A violência entre os jovens brasileiros tem sido destacada, principalmente, quando os seus autores não são apenas aqueles que corresponderiam às características sócio-econômicas e culturais atribuídas aos jovens considerados violentos quando se refere ao padrão de indicadores de pobreza-riqueza, desestruturação da personalidade, exclusão social, disfuncionalidade familiar e de falta de oportunidades para gozar de bem-estar material dos seus autores (Adorno, 2002; Beato, Peixoto & Andrade, 2004; Formiga & Gouveia, 2003; Olmo, 1999; Paixão, 1983; Pino, 2007).

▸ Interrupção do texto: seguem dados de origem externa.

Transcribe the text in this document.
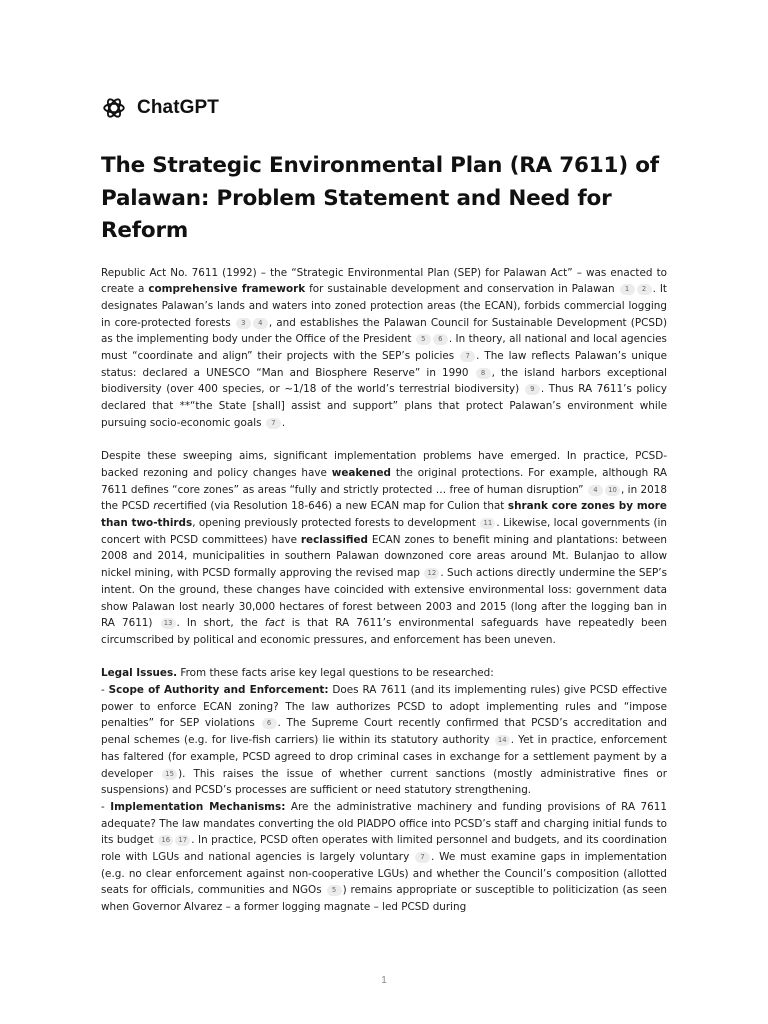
ChatGPT
The Strategic Environmental Plan (RA 7611) of Palawan: Problem Statement and Need for Reform

Republic Act No. 7611 (1992) – the “Strategic Environmental Plan (SEP) for Palawan Act” – was enacted to create a comprehensive framework for sustainable development and conservation in Palawan 1 2 . It designates Palawan’s lands and waters into zoned protection areas (the ECAN), forbids commercial logging in core-protected forests 3 4 , and establishes the Palawan Council for Sustainable Development (PCSD) as the implementing body under the Office of the President 5 6 . In theory, all national and local agencies must “coordinate and align” their projects with the SEP’s policies 7 . The law reflects Palawan’s unique status: declared a UNESCO “Man and Biosphere Reserve” in 1990 8 , the island harbors exceptional biodiversity (over 400 species, or ~1/18 of the world’s terrestrial biodiversity) 9 . Thus RA 7611’s policy declared that **“the State [shall] assist and support” plans that protect Palawan’s environment while pursuing socio-economic goals 7 .

Despite these sweeping aims, significant implementation problems have emerged. In practice, PCSD-backed rezoning and policy changes have weakened the original protections. For example, although RA 7611 defines “core zones” as areas “fully and strictly protected … free of human disruption” 4 10 , in 2018 the PCSD recertified (via Resolution 18-646) a new ECAN map for Culion that shrank core zones by more than two-thirds, opening previously protected forests to development 11 . Likewise, local governments (in concert with PCSD committees) have reclassified ECAN zones to benefit mining and plantations: between 2008 and 2014, municipalities in southern Palawan downzoned core areas around Mt. Bulanjao to allow nickel mining, with PCSD formally approving the revised map 12 . Such actions directly undermine the SEP’s intent. On the ground, these changes have coincided with extensive environmental loss: government data show Palawan lost nearly 30,000 hectares of forest between 2003 and 2015 (long after the logging ban in RA 7611) 13 . In short, the fact is that RA 7611’s environmental safeguards have repeatedly been circumscribed by political and economic pressures, and enforcement has been uneven.

Legal Issues. From these facts arise key legal questions to be researched:
- Scope of Authority and Enforcement: Does RA 7611 (and its implementing rules) give PCSD effective power to enforce ECAN zoning? The law authorizes PCSD to adopt implementing rules and “impose penalties” for SEP violations 6 . The Supreme Court recently confirmed that PCSD’s accreditation and penal schemes (e.g. for live-fish carriers) lie within its statutory authority 14 . Yet in practice, enforcement has faltered (for example, PCSD agreed to drop criminal cases in exchange for a settlement payment by a developer 15 ). This raises the issue of whether current sanctions (mostly administrative fines or suspensions) and PCSD’s processes are sufficient or need statutory strengthening.
- Implementation Mechanisms: Are the administrative machinery and funding provisions of RA 7611 adequate? The law mandates converting the old PIADPO office into PCSD’s staff and charging initial funds to its budget 16 17 . In practice, PCSD often operates with limited personnel and budgets, and its coordination role with LGUs and national agencies is largely voluntary 7 . We must examine gaps in implementation (e.g. no clear enforcement against non-cooperative LGUs) and whether the Council’s composition (allotted seats for officials, communities and NGOs 5 ) remains appropriate or susceptible to politicization (as seen when Governor Alvarez – a former logging magnate – led PCSD during

1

Não bastasse o prejuízo da violência entre os jovens, em termos de dano humano e social, também tem sido discutido sob a perspectiva de um prejuízo material que ela ocasiona. De acordo com Santos e Kassouf (2008), os gastos públicos e privados na prevenção, combate e controle da violência a cada década, ultrapassam o total de 5% do PIB brasileiro, além, das perdas ainda não contabilizadas, em relação ao capital humano, qualidade de vida, redução na atividade turística, etc. Apesar desse investimento, a violência tem aumentado, fazendo ascender à taxa de mortalidade de jovens de 15 a 19 anos, colocando o País no 3.º lugar no mundo em mortes de jovens associados à conduta delituosa (Coffey, Veit, Wolfe, Cini & Patton, 2005; Kahn, 1999; Laub &Vaillant, 2000; Waiselfisz, 2008).

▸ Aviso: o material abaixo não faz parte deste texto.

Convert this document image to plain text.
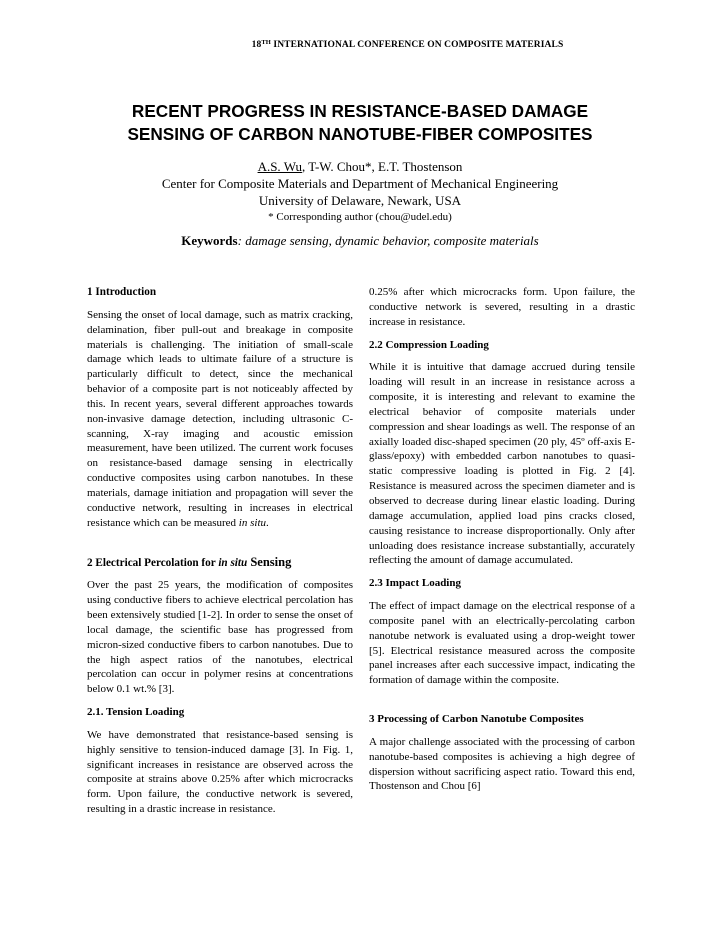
18TH INTERNATIONAL CONFERENCE ON COMPOSITE MATERIALS
RECENT PROGRESS IN RESISTANCE-BASED DAMAGE
SENSING OF CARBON NANOTUBE-FIBER COMPOSITES
A.S. Wu, T-W. Chou*, E.T. Thostenson
Center for Composite Materials and Department of Mechanical Engineering
University of Delaware, Newark, USA
* Corresponding author (chou@udel.edu)
Keywords: damage sensing, dynamic behavior, composite materials
1 Introduction

Sensing the onset of local damage, such as matrix cracking, delamination, fiber pull-out and breakage in composite materials is challenging. The initiation of small-scale damage which leads to ultimate failure of a structure is particularly difficult to detect, since the mechanical behavior of a composite part is not noticeably affected by this. In recent years, several different approaches towards non-invasive damage detection, including ultrasonic C-scanning, X-ray imaging and acoustic emission measurement, have been utilized. The current work focuses on resistance-based damage sensing in electrically conductive composites using carbon nanotubes. In these materials, damage initiation and propagation will sever the conductive network, resulting in increases in electrical resistance which can be measured in situ.

2 Electrical Percolation for in situ Sensing

Over the past 25 years, the modification of composites using conductive fibers to achieve electrical percolation has been extensively studied [1-2]. In order to sense the onset of local damage, the scientific base has progressed from micron-sized conductive fibers to carbon nanotubes. Due to the high aspect ratios of the nanotubes, electrical percolation can occur in polymer resins at concentrations below 0.1 wt.% [3].

2.1. Tension Loading

We have demonstrated that resistance-based sensing is highly sensitive to tension-induced damage [3]. In Fig. 1, significant increases in resistance are observed across the composite at strains above 0.25% after which microcracks form. Upon failure, the conductive network is severed, resulting in a drastic increase in resistance.

0.25% after which microcracks form. Upon failure, the conductive network is severed, resulting in a drastic increase in resistance.

2.2 Compression Loading

While it is intuitive that damage accrued during tensile loading will result in an increase in resistance across a composite, it is interesting and relevant to examine the electrical behavior of composite materials under compression and shear loadings as well. The response of an axially loaded disc-shaped specimen (20 ply, 45º off-axis E-glass/epoxy) with embedded carbon nanotubes to quasi-static compressive loading is plotted in Fig. 2 [4]. Resistance is measured across the specimen diameter and is observed to decrease during linear elastic loading. During damage accumulation, applied load pins cracks closed, causing resistance to increase disproportionally. Only after unloading does resistance increase substantially, accurately reflecting the amount of damage accumulated.

2.3 Impact Loading

The effect of impact damage on the electrical response of a composite panel with an electrically-percolating carbon nanotube network is evaluated using a drop-weight tower [5]. Electrical resistance measured across the composite panel increases after each successive impact, indicating the formation of damage within the composite.

3 Processing of Carbon Nanotube Composites

A major challenge associated with the processing of carbon nanotube-based composites is achieving a high degree of dispersion without sacrificing aspect ratio. Toward this end, Thostenson and Chou [6]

Todavia esse é um fenômeno que tem diferentes formas, atingindo um elevado percentual de atos desviantes e causando fortes danos à população. Para abordá-las, é preciso ter claro as distintas modalidades em que a violência se apresenta, bem como, suas diferentes causas (Sanmartín, 2006). Segundo Formiga, Estevam, Camino, Anderson e Santos (2010), as modalidades da violência entre os jovens, geralmente, tem sido atribuído ao construto do comportamento agressivo, conduta desviante e uso potencial de drogas. Para esses autores, em um estudo com jovens paraibanos, foi observada uma relação positiva entre esses construtos. Porém, a título de parcimônia científica, pretende-se, contemplar no presente estudo, apenas uma das facetas da violência: as condutas desviantes.

As condutas desviantes, não somente estiveram condicionadas as inúmeras elaborações quanto ao seu conceito, mas também, as controvérsias na forma de análise do problema e na forma de lidar com as pessoas responsáveis pela conduta. De maneira geral, esse tipo de conduta refere-se a um conjunto de transgressões, somente aceitas como tal, a considerar um determinado contexto sócio-cultural (Neto, 2004).

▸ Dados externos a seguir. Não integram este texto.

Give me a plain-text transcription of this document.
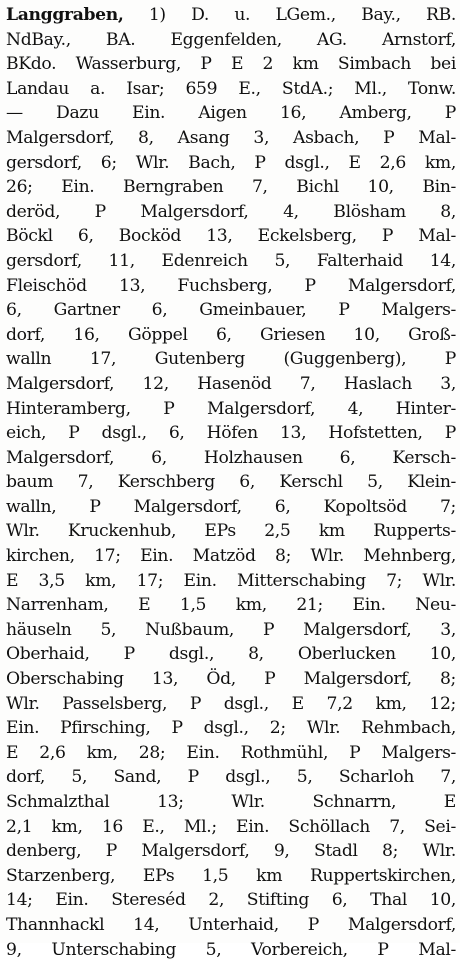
Langgraben, 1) D. u. LGem., Bay., RB.
NdBay., BA. Eggenfelden, AG. Arnstorf,
BKdo. Wasserburg, P E 2 km Simbach bei
Landau a. Isar; 659 E., StdA.; Ml., Tonw.
— Dazu Ein. Aigen 16, Amberg, P
Malgersdorf, 8, Asang 3, Asbach, P Mal-
gersdorf, 6; Wlr. Bach, P dsgl., E 2,6 km,
26; Ein. Berngraben 7, Bichl 10, Bin-
deröd, P Malgersdorf, 4, Blösham 8,
Böckl 6, Bocköd 13, Eckelsberg, P Mal-
gersdorf, 11, Edenreich 5, Falterhaid 14,
Fleischöd 13, Fuchsberg, P Malgersdorf,
6, Gartner 6, Gmeinbauer, P Malgers-
dorf, 16, Göppel 6, Griesen 10, Groß-
walln 17, Gutenberg (Guggenberg), P
Malgersdorf, 12, Hasenöd 7, Haslach 3,
Hinteramberg, P Malgersdorf, 4, Hinter-
eich, P dsgl., 6, Höfen 13, Hofstetten, P
Malgersdorf, 6, Holzhausen 6, Kersch-
baum 7, Kerschberg 6, Kerschl 5, Klein-
walln, P Malgersdorf, 6, Kopoltsöd 7;
Wlr. Kruckenhub, EPs 2,5 km Rupperts-
kirchen, 17; Ein. Matzöd 8; Wlr. Mehnberg,
E 3,5 km, 17; Ein. Mitterschabing 7; Wlr.
Narrenham, E 1,5 km, 21; Ein. Neu-
häuseln 5, Nußbaum, P Malgersdorf, 3,
Oberhaid, P dsgl., 8, Oberlucken 10,
Oberschabing 13, Öd, P Malgersdorf, 8;
Wlr. Passelsberg, P dsgl., E 7,2 km, 12;
Ein. Pfirsching, P dsgl., 2; Wlr. Rehmbach,
E 2,6 km, 28; Ein. Rothmühl, P Malgers-
dorf, 5, Sand, P dsgl., 5, Scharloh 7,
Schmalzthal 13; Wlr. Schnarrn, E
2,1 km, 16 E., Ml.; Ein. Schöllach 7, Sei-
denberg, P Malgersdorf, 9, Stadl 8; Wlr.
Starzenberg, EPs 1,5 km Ruppertskirchen,
14; Ein. Stereséd 2, Stifting 6, Thal 10,
Thannhackl 14, Unterhaid, P Malgersdorf,
9, Unterschabing 5, Vorbereich, P Mal-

Atualmente, entretanto, essas condutas não têm sido identificados autor e rótulo específico, são condutas bastante variadas, apesar de evidentes, conduzidas por pessoas que nem sempre são identificadas, podendo se apresentar como uma conduta antissocial e/ou delitiva. Essas condutas referem-se aos comportamentos que não estão de acordo com os códigos estabelecidos pelas autoridades de determinado espaço geográfico e com os preceitos morais socialmente estabelecidos, infringindo, simultaneamente códigos de conduta moral (Carvalho, 2010; Formiga & Gouveia, 2003).

Segundo Formiga e Gouveia (2003) e Formiga (2005) a conduta antissocial refere-se a não conscientização das normas que devem ser respeitadas –desde a norma de limpeza das ruas ao respeito com os colegas no que se refere a certas brincadeiras– e não praticadas por alguns jovens. Neste sentido, este tipo de conduta caracteriza-se pelo fato de causarem incômodo, mas sem que causarem necessariamente danos físicos a outras pessoas; elas dizem respeito apenas às travessuras dos jovens ou simplesmente à busca pelo rompimento de algumas leis sociais.

Em relação à conduta delitiva, esses autores, concebemna como merecedoras de punição jurídica, capazes de causar danos graves, morais e/ou físicos. Portanto, tais condutas podem ser consideradas mais severas que as anteriores, representando uma ameaça eminente à ordem social vigente. O que essas condutas têm em comum é que ambas interferem nos direitos e deveres das pessoas, ameaçando o seu bemestar, bem como, diferenciando-as em função da gravidade das conseqüências oriundas (Formiga & Gouveia, 2003; Molina & Gómez, 1997). Possivelmente, todo jovem pratica ou já praticou algum tipo de conduta antissocial, o que faz parte do repertório deles, salientando como um desafio na quebra das normas sociais e regras tradicionais da sociedade, pondo em evidência as normas da geração dos seus pais como ultrapassas e que impedem esses jovens de realizarem sua vontade própria.

Considera-se que um fenômeno com essa força entre os jovens é típico de uma sociedade que tem seus valores fragilizados e as ações institucionais de controle do comportamento fracassadas quanto ao estabelecimento da norma social (Beato et al., 2004; Feijó, 2001; Minayo et. al., 1999; Moreira, Rosário & Costa, 2008; Mulvey & Cauffman, 2001; Paixão, 1983).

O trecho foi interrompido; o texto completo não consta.